この問題は、誘導形計器が何で動くかを分かっているかを問うものです。誘導形は交番磁界と、そこに生じる渦電流の作用で動きます。
静電力で動くのは静電形計器です。
正解:選択肢2(誘導形計器は静電力の作用で動作する)
> この論点をやさしく解説:誘導形計器と静電形計器は何が違うのか?指示電気計器の動作原理をJISの定義で分ける
| 選択肢 | 計器 | 解説 |
|---|---|---|
| 1 | 熱電対形 | 熱電対の起電力を使う。適当 |
| 2 | 誘導形 | 静電力は静電形の説明。不適当 |
| 3 | 永久磁石可動コイル形 | 磁界どうしの作用。適当 |
| 4 | 電流力計形 | コイルどうしの作用。適当 |
不適当なのは選択肢2です。
引っかけの核心は、「固定電極と可動電極」という言葉が計器の説明として自然に読めるところです。電極という言い方をした時点でコンデンサの極板の話になっていて、それは静電形です。
| 計器 | 動作の原理 | 使う電流 |
|---|---|---|
| 誘導形 | 交番磁界と渦電流 | 交流のみ。電力量計に使われた |
| 静電形 | 電極間の静電力 | 交流・直流。高電圧の測定向き |
| 永久磁石可動コイル形 | 永久磁石とコイル電流 | 直流のみ |
| 電流力計形 | 固定コイルと可動コイル | 交流・直流。電力計に使う |
| 熱電対形 | 熱で生じる起電力 | 交流・直流。高周波も測れる |
誘導形は、交流でつくった移動磁界が円板に渦電流を起こし、その渦電流と磁界の間にはたらく力で円板が回る仕組みです。だから交流でしか動きません。昔の電力量計で円板が回っていたのがこれです。

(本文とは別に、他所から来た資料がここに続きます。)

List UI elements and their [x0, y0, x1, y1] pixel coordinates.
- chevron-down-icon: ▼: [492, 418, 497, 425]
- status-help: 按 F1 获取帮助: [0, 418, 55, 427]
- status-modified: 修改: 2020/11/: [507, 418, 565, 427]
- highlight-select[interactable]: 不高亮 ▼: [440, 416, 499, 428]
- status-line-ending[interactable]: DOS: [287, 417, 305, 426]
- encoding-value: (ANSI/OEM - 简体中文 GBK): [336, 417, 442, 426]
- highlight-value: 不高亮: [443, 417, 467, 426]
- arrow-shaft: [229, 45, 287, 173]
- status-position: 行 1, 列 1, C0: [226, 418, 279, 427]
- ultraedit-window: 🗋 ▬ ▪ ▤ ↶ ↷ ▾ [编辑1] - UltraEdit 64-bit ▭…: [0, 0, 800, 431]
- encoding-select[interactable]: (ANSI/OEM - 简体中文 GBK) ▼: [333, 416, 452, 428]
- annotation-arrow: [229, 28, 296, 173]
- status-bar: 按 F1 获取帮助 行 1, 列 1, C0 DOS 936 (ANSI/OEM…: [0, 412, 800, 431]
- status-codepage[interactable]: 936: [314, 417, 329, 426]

選択肢3の永久磁石可動コイル形は、磁石の磁界と、コイルに流れた電流がつくる磁界の間にはたらく力で動きます。電流の向きが変わると振れる向きも変わるので、交流では平均がゼロになり測れません。直流専用です。
選択肢4の電流力計形は、永久磁石の代わりに固定コイルを使ったものです。両方のコイルに同じ交流を流すと、向きが同時に変わるので力の向きは変わりません。だから交流でも直流でも使えます。片方に電圧、片方に電流を流せば電力が測れるので、電力計に使われます。
選択肢1の熱電対形は、測定電流で抵抗線を熱し、その熱を熱電対で起電力に変えて測ります。電流の向きに関係なく熱くなるので交流でも直流でも測れ、周波数の影響も受けにくいので高周波の測定に向きます。
誘導形計器は何で動作するか。
交番磁界と、それによって円板に生じる渦電流の作用です。静電力で動くのは静電形計器です。
電流力計形計器が交流でも使えるのはなぜか。
固定コイルと可動コイルの電流が同時に向きを変えるので、力の向きが変わらないためです。